Dr Vanessa (Helen Vinten) is a stagily-written bluestocking as wedded to her work as Nicole Kidman’s character Rosemary Franklin in Photograph 51. Driven equally by the researcher’s need to be published and her abandonment issues over an absent parent, she seizes on an assignment from Nature to hunt down her dad’s academic legacy on the shore of Loch Ness.

This could be a far clumsier experiement if it weren’t for the confident realism projected by all three actors, the convincing laboratory setting and scientifically bogus ‘equipment’ they handle—the joky but effective plastic menagerie of dinosaurs used to represent unseen characters—but most of all for the perfected underscore of sound and original music devised by cast members.
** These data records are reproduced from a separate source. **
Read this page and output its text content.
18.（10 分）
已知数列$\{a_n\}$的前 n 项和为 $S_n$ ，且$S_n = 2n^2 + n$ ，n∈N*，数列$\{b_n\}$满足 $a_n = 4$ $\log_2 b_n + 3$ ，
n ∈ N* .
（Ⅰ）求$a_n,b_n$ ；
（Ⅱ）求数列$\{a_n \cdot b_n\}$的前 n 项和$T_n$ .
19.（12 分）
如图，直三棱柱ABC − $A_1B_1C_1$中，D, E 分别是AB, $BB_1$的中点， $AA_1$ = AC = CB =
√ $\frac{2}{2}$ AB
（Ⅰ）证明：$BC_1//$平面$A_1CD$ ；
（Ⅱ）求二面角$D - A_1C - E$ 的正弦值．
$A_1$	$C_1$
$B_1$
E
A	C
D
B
Adam Farrell and David Ridley look like young clones of Steve Punt and Hugh Dennis and some of their dialogue and deliberately-feeble fish jokes could have come from similar Radio 4 stock, but once they take to the sound deck, the piece is transformed. Ridley links an Atari-style golf game to a synthesiser programme to produce the eeriest sounds of nature, and plays a haunting electric violin and a double-reed portable Indian harmonium. The effect is amazing, drawing the audience in and holding their attention completely.

Technically faultless, this is an object lesson in how to take a simple character-driven story and by sheer stagecraft to elevate it to another level of experience.

Definitely deserving of a life beyond the Fringe.